A resume or CV is a very important application document, especially for those who seek employment. It is the only chance to demonstrate your qualification to a potential employer before you are invited for a job interview. Therefore, resume writing becomes more and more complicated as job seekers look for ways how to impress hiring authorities. With so many questions being asked today about how to write an effective resume or CV, we decided to start with the basics and explain what kind of information needs to be included in this main marketing document of yours. It may seem like an easy question to answer but that is not so. The truth of the matter is that too many applicants put on information that most hiring authorities are not even interested in. So if you made up your mind to write your own resume from scratch this kind of article should be very beneficial in order to deliver a professionally written application document.
What Should Be in a Resume?
Contact Information. The first thing you should say on your resume is your full name along with the contact details. Don't use any nicknames here. Use the form of your full name as it appears in your academic records or official documents. Include your contact phone number and email address so that employers could get back to you if needed.
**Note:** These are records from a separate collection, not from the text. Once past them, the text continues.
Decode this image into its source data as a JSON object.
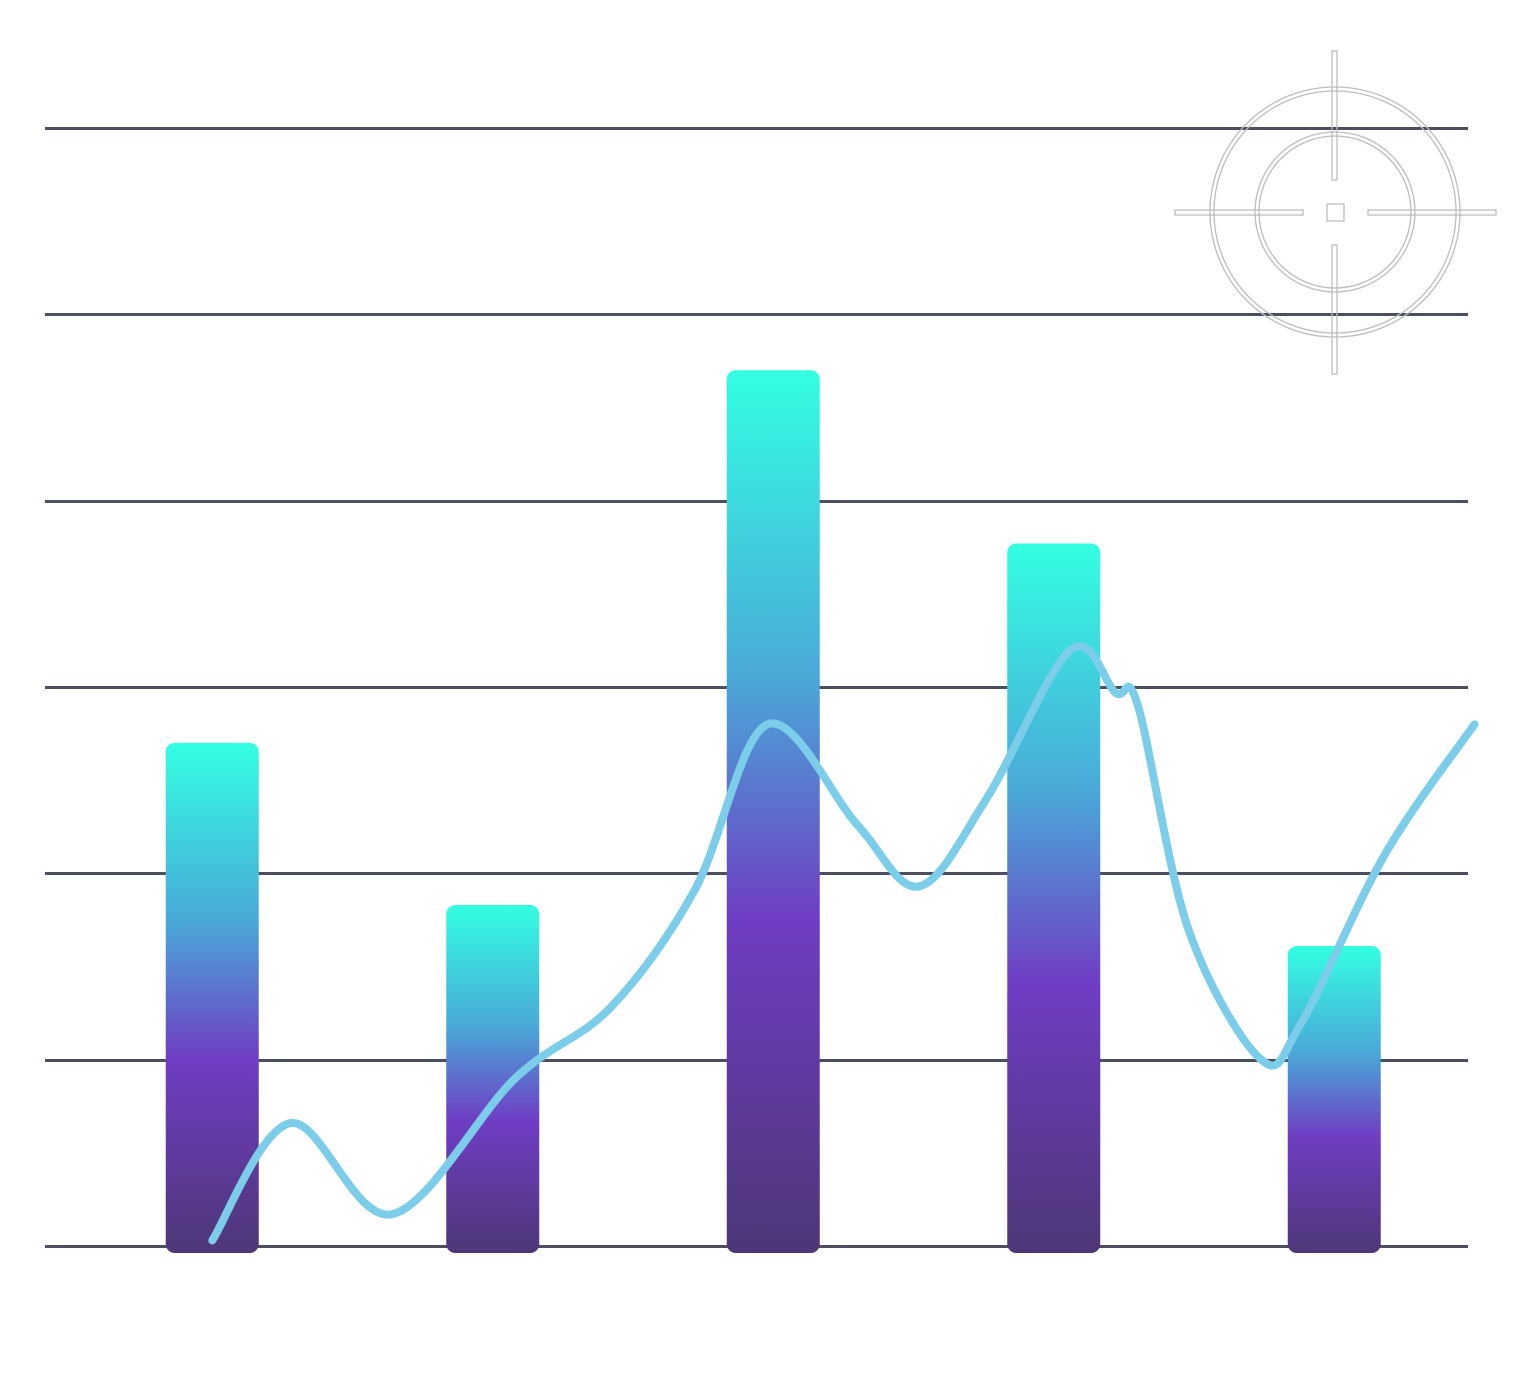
{
  "chart_data": {
    "type": "bar",
    "categories": [
      "",
      "",
      "",
      "",
      ""
    ],
    "series": [
      {
        "values": [
          2.7,
          1.83,
          4.7,
          3.77,
          1.61
        ]
      }
    ],
    "overlay_line": {
      "points": [
        [
          0.0,
          0.03
        ],
        [
          0.28,
          0.66
        ],
        [
          0.64,
          0.17
        ],
        [
          1.08,
          0.9
        ],
        [
          1.42,
          1.28
        ],
        [
          1.72,
          1.91
        ],
        [
          1.98,
          2.8
        ],
        [
          2.3,
          2.26
        ],
        [
          2.52,
          1.93
        ],
        [
          2.76,
          2.4
        ],
        [
          3.06,
          3.2
        ],
        [
          3.22,
          2.97
        ],
        [
          3.3,
          2.9
        ],
        [
          3.48,
          1.7
        ],
        [
          3.74,
          1.0
        ],
        [
          3.88,
          1.19
        ],
        [
          4.18,
          2.1
        ],
        [
          4.5,
          2.8
        ]
      ]
    },
    "ylim": [
      0,
      6
    ],
    "gridlines": [
      0,
      1,
      2,
      3,
      4,
      5,
      6
    ],
    "grid": true,
    "legend": "none",
    "colors": {
      "bar_top": "#33ffe2",
      "bar_mid_upper": "#4aa8d8",
      "bar_mid": "#6f3dc4",
      "bar_bottom": "#4e3777",
      "line": "#7bcde9",
      "grid": "#4a4e5e"
    },
    "decoration": {
      "icon": "crosshair-icon"
    }
  }
}
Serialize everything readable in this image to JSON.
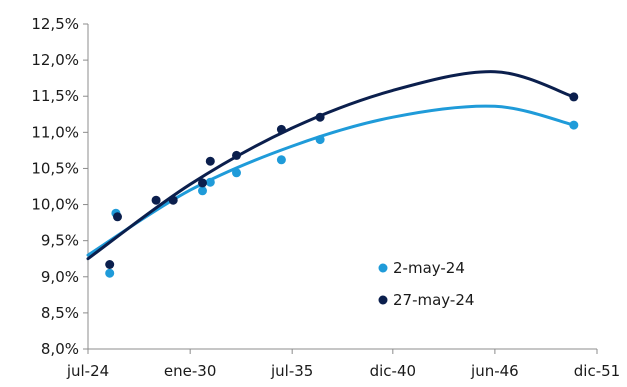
{
  "chart_data": {
    "type": "scatter",
    "xlabel": "",
    "ylabel": "",
    "x_tick_labels": [
      "jul-24",
      "ene-30",
      "jul-35",
      "dic-40",
      "jun-46",
      "dic-51"
    ],
    "x_ticks": [
      "2024-07-01",
      "2030-01-01",
      "2035-07-01",
      "2040-12-01",
      "2046-06-01",
      "2051-12-01"
    ],
    "xlim": [
      "2024-07-01",
      "2051-12-01"
    ],
    "y_tick_labels": [
      "8,0%",
      "8,5%",
      "9,0%",
      "9,5%",
      "10,0%",
      "10,5%",
      "11,0%",
      "11,5%",
      "12,0%",
      "12,5%"
    ],
    "ylim": [
      8.0,
      12.5
    ],
    "y_unit": "%",
    "grid": false,
    "legend_position": "bottom-right",
    "series": [
      {
        "name": "2-may-24",
        "color": "#1f9bd9",
        "points": [
          {
            "x": "2025-09-01",
            "y": 9.05
          },
          {
            "x": "2026-01-01",
            "y": 9.88
          },
          {
            "x": "2030-09-01",
            "y": 10.19
          },
          {
            "x": "2031-02-01",
            "y": 10.31
          },
          {
            "x": "2032-07-01",
            "y": 10.44
          },
          {
            "x": "2034-12-01",
            "y": 10.62
          },
          {
            "x": "2037-01-01",
            "y": 10.9
          },
          {
            "x": "2050-09-01",
            "y": 11.1
          }
        ],
        "trend": {
          "type": "polynomial",
          "points": [
            {
              "x": "2024-07-01",
              "y": 9.3
            },
            {
              "x": "2030-01-01",
              "y": 10.2
            },
            {
              "x": "2035-07-01",
              "y": 10.81
            },
            {
              "x": "2040-12-01",
              "y": 11.21
            },
            {
              "x": "2046-06-01",
              "y": 11.36
            },
            {
              "x": "2050-09-01",
              "y": 11.1
            }
          ]
        }
      },
      {
        "name": "27-may-24",
        "color": "#0b1f4d",
        "points": [
          {
            "x": "2025-09-01",
            "y": 9.17
          },
          {
            "x": "2026-02-01",
            "y": 9.83
          },
          {
            "x": "2028-03-01",
            "y": 10.06
          },
          {
            "x": "2029-02-01",
            "y": 10.06
          },
          {
            "x": "2030-09-01",
            "y": 10.3
          },
          {
            "x": "2031-02-01",
            "y": 10.6
          },
          {
            "x": "2032-07-01",
            "y": 10.68
          },
          {
            "x": "2034-12-01",
            "y": 11.04
          },
          {
            "x": "2037-01-01",
            "y": 11.21
          },
          {
            "x": "2050-09-01",
            "y": 11.49
          }
        ],
        "trend": {
          "type": "polynomial",
          "points": [
            {
              "x": "2024-07-01",
              "y": 9.25
            },
            {
              "x": "2030-01-01",
              "y": 10.28
            },
            {
              "x": "2035-07-01",
              "y": 11.06
            },
            {
              "x": "2040-12-01",
              "y": 11.58
            },
            {
              "x": "2046-06-01",
              "y": 11.84
            },
            {
              "x": "2050-09-01",
              "y": 11.49
            }
          ]
        }
      }
    ]
  }
}
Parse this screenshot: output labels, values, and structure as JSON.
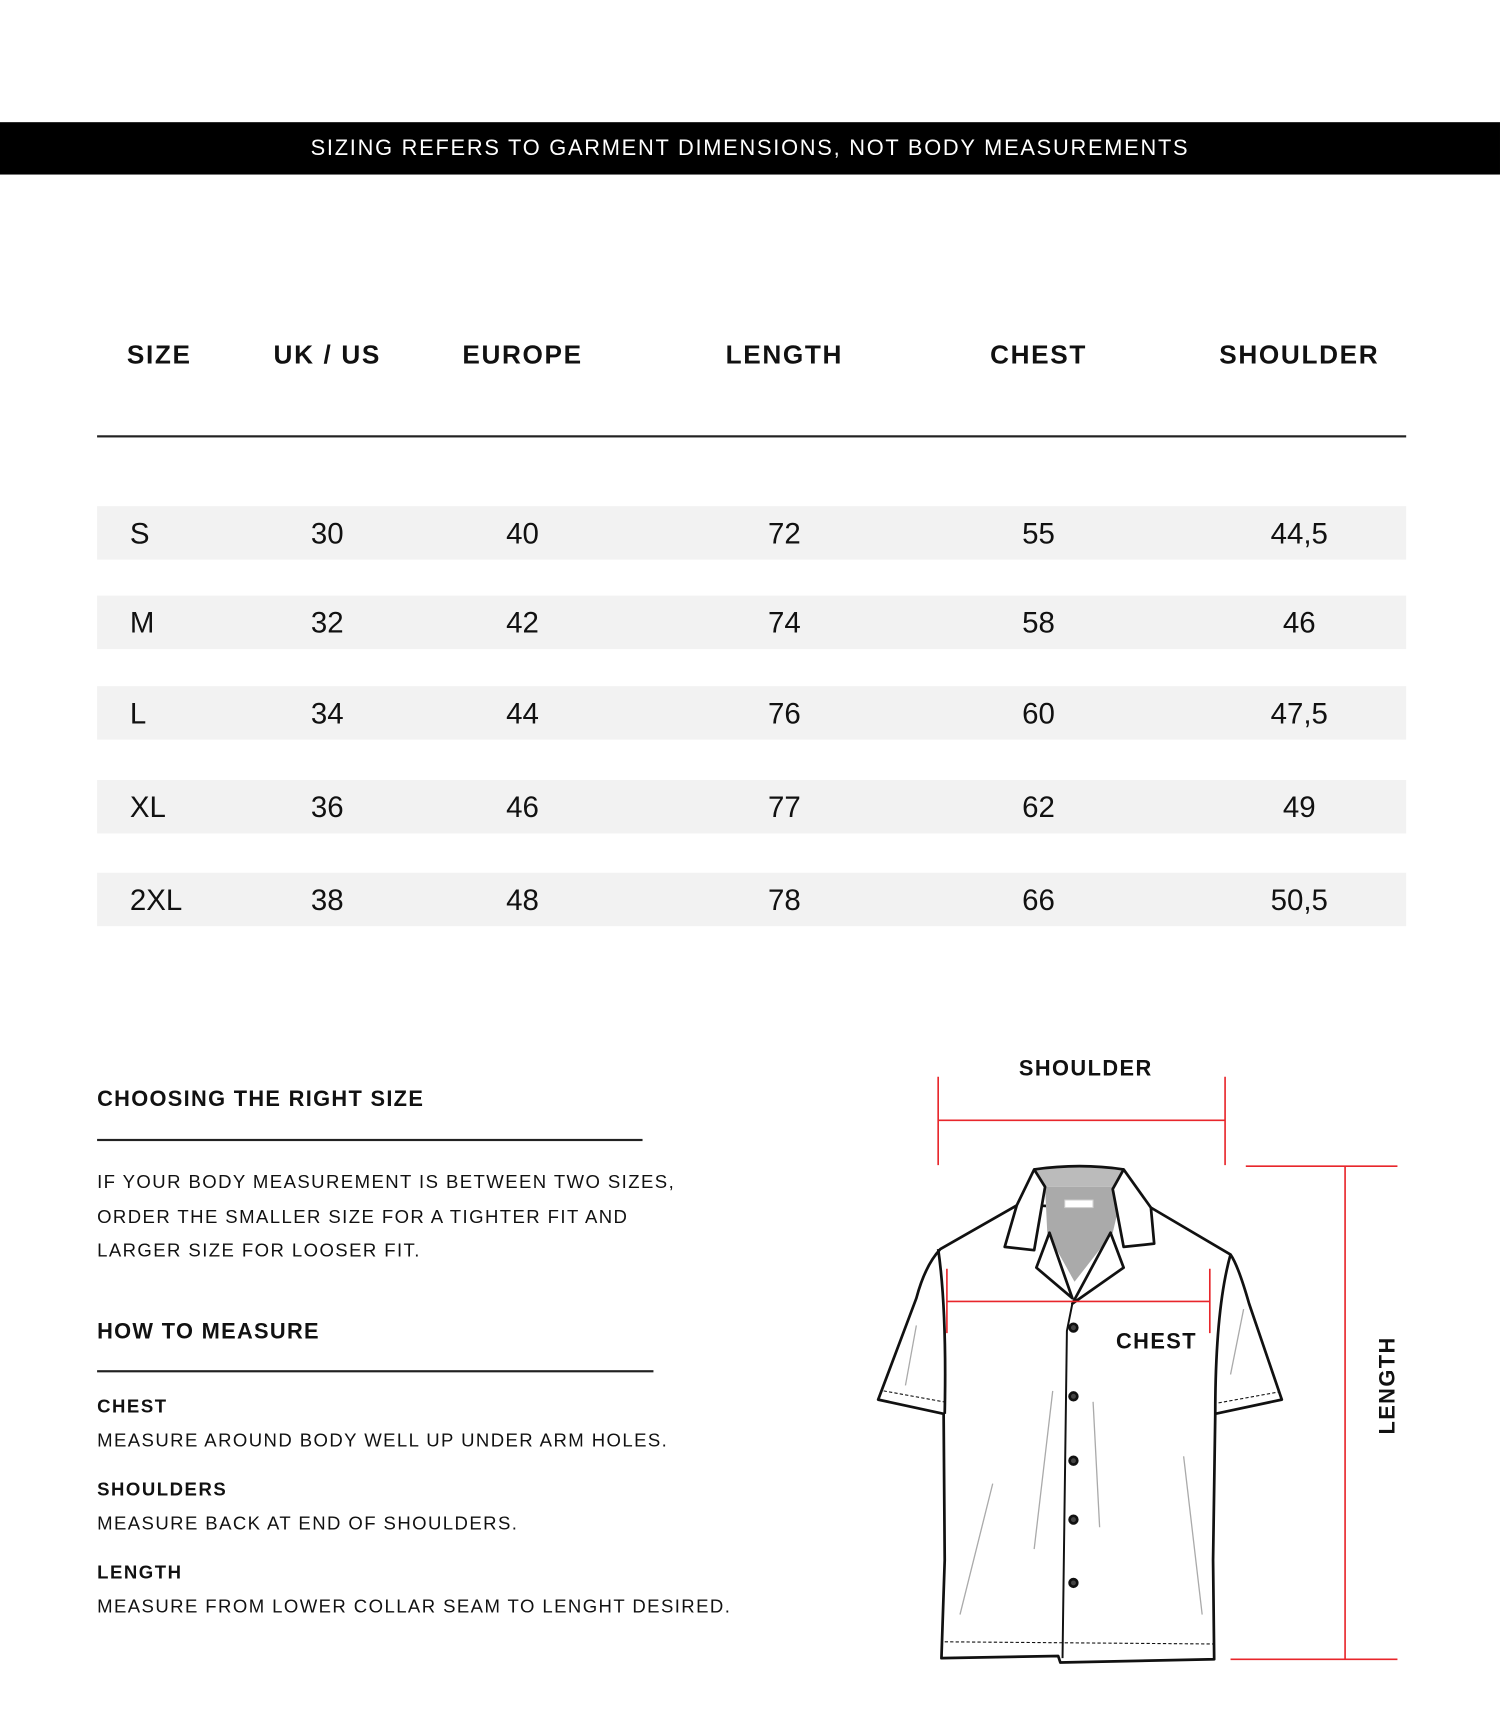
{
  "banner": "SIZING REFERS TO GARMENT DIMENSIONS, NOT BODY MEASUREMENTS",
  "table": {
    "headers": [
      "SIZE",
      "UK / US",
      "EUROPE",
      "LENGTH",
      "CHEST",
      "SHOULDER"
    ],
    "rows": [
      [
        "S",
        "30",
        "40",
        "72",
        "55",
        "44,5"
      ],
      [
        "M",
        "32",
        "42",
        "74",
        "58",
        "46"
      ],
      [
        "L",
        "34",
        "44",
        "76",
        "60",
        "47,5"
      ],
      [
        "XL",
        "36",
        "46",
        "77",
        "62",
        "49"
      ],
      [
        "2XL",
        "38",
        "48",
        "78",
        "66",
        "50,5"
      ]
    ]
  },
  "guide": {
    "choosing_title": "CHOOSING THE RIGHT SIZE",
    "choosing_lines": [
      "IF YOUR BODY MEASUREMENT IS BETWEEN TWO SIZES,",
      "ORDER THE SMALLER SIZE FOR A TIGHTER FIT AND",
      "LARGER SIZE FOR LOOSER FIT."
    ],
    "measure_title": "HOW TO MEASURE",
    "items": [
      {
        "label": "CHEST",
        "text": "MEASURE AROUND BODY WELL UP UNDER ARM HOLES."
      },
      {
        "label": "SHOULDERS",
        "text": "MEASURE BACK AT END OF SHOULDERS."
      },
      {
        "label": "LENGTH",
        "text": "MEASURE FROM LOWER COLLAR SEAM TO LENGHT DESIRED."
      }
    ]
  },
  "diagram": {
    "shoulder_label": "SHOULDER",
    "chest_label": "CHEST",
    "length_label": "LENGTH",
    "measure_color": "#e8262b"
  }
}
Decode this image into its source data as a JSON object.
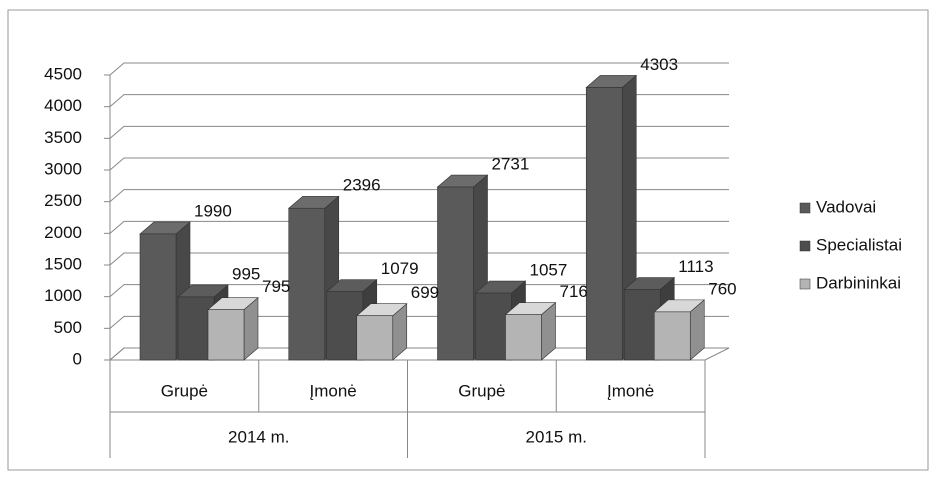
{
  "chart_data": {
    "type": "bar3d",
    "categories": [
      "Grupė",
      "Įmonė",
      "Grupė",
      "Įmonė"
    ],
    "group_labels": [
      "2014 m.",
      "2015 m."
    ],
    "series": [
      {
        "name": "Vadovai",
        "color": "#5a5a5a",
        "values": [
          1990,
          2396,
          2731,
          4303
        ]
      },
      {
        "name": "Specialistai",
        "color": "#4d4d4d",
        "values": [
          995,
          1079,
          1057,
          1113
        ]
      },
      {
        "name": "Darbininkai",
        "color": "#b4b4b4",
        "values": [
          795,
          699,
          716,
          760
        ]
      }
    ],
    "ylim": [
      0,
      4500
    ],
    "yticks": [
      0,
      500,
      1000,
      1500,
      2000,
      2500,
      3000,
      3500,
      4000,
      4500
    ],
    "grid": true,
    "legend": "right"
  }
}
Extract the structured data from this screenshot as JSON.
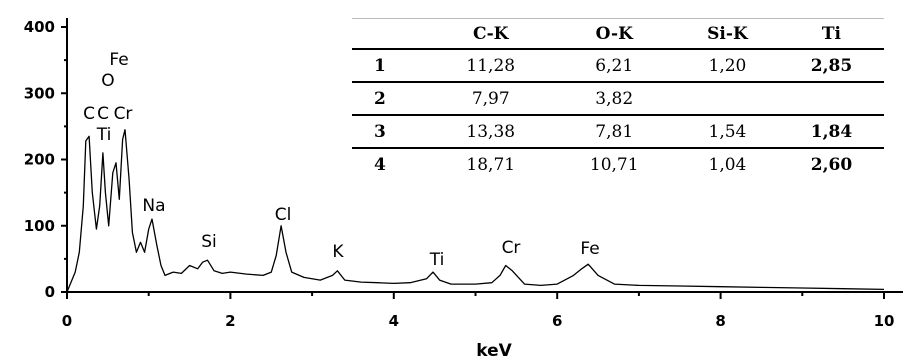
{
  "chart_data": {
    "type": "line",
    "xlabel": "keV",
    "ylabel": "",
    "xlim": [
      0,
      10
    ],
    "ylim": [
      0,
      420
    ],
    "xticks": [
      "0",
      "2",
      "4",
      "6",
      "8",
      "10"
    ],
    "yticks": [
      "0",
      "100",
      "200",
      "300",
      "400"
    ],
    "series": [
      {
        "x": [
          0.0,
          0.1,
          0.15,
          0.2,
          0.23,
          0.27,
          0.31,
          0.36,
          0.4,
          0.44,
          0.47,
          0.51,
          0.56,
          0.6,
          0.64,
          0.68,
          0.71,
          0.76,
          0.8,
          0.85,
          0.9,
          0.95,
          1.0,
          1.04,
          1.1,
          1.15,
          1.2,
          1.3,
          1.4,
          1.5,
          1.6,
          1.66,
          1.72,
          1.8,
          1.9,
          2.0,
          2.2,
          2.4,
          2.5,
          2.56,
          2.62,
          2.68,
          2.75,
          2.9,
          3.1,
          3.25,
          3.31,
          3.4,
          3.6,
          3.8,
          4.0,
          4.2,
          4.4,
          4.48,
          4.56,
          4.7,
          5.0,
          5.2,
          5.3,
          5.37,
          5.45,
          5.6,
          5.8,
          6.0,
          6.2,
          6.3,
          6.38,
          6.5,
          6.7,
          7.0,
          7.5,
          8.0,
          8.5,
          9.0,
          9.5,
          10.0
        ],
        "y": [
          0,
          30,
          60,
          130,
          228,
          235,
          150,
          95,
          130,
          210,
          150,
          100,
          180,
          195,
          140,
          230,
          245,
          170,
          90,
          60,
          75,
          60,
          95,
          110,
          70,
          40,
          25,
          30,
          28,
          40,
          35,
          45,
          48,
          32,
          28,
          30,
          27,
          25,
          30,
          55,
          100,
          60,
          30,
          22,
          18,
          25,
          32,
          18,
          15,
          14,
          13,
          14,
          20,
          30,
          18,
          12,
          12,
          14,
          25,
          40,
          32,
          12,
          10,
          12,
          25,
          35,
          42,
          25,
          12,
          10,
          9,
          8,
          7,
          6,
          5,
          4
        ]
      }
    ],
    "annotations": [
      "C",
      "O",
      "Fe",
      "C",
      "Cr",
      "Ti",
      "Na",
      "Si",
      "Cl",
      "K",
      "Ti",
      "Cr",
      "Fe"
    ],
    "table": {
      "columns": [
        "",
        "C-K",
        "O-K",
        "Si-K",
        "Ti"
      ],
      "rows": [
        [
          "1",
          "11,28",
          "6,21",
          "1,20",
          "2,85"
        ],
        [
          "2",
          "7,97",
          "3,82",
          "",
          ""
        ],
        [
          "3",
          "13,38",
          "7,81",
          "1,54",
          "1,84"
        ],
        [
          "4",
          "18,71",
          "10,71",
          "1,04",
          "2,60"
        ]
      ]
    }
  }
}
Summary. This one is debatable as many resume writing experts argue whether or not this section should included. However, we believe this could be a good attention grabber if you know how to write it well. This is the section where you should emphasize your key qualifications and skill needed by employers. Since this information is the first thing hiring authorities see on your resume you really need to work on this section to make it both relevant and effective.
Work experience. List all of your employments in a reverse-chronological order. That means that most recent jobs go first in the list. Make sure you include the name of the company, your title and accomplishments/responsibilities for the job. Do it for every employment but don't go back over than 10-15 years. This experience will likely be overlooked anyway. Focus on results you achieved rather on duties you performed in order to demonstrate that you can contribute to the overall success of the employer.
Education & Training. Usually this section follows the professional experience section; however, sometimes it can be placed before work experience depending on the job requirements. Be brief here listing the names of educational establishments along with the degrees and graduation dates.
Skills. If you think there is anything else you should have said, you can just add it under the other skills section. For example, you could mention your technical or computer skills that would help you address job requirements of the position you are applying for.
You can obviously have more sections on your resume, such as community involvement, volunteering, etc. The only filter through which you should process all information before adding it onto your resume or CV is relevance. Any information you choose to include should be relevant for employers. In other words, it should answer the question that most HRs keep in their heads "How do these skills match our needs?". Throughout the entire resume writing process keep in mind that you are not writing your CV for yourself but for employers.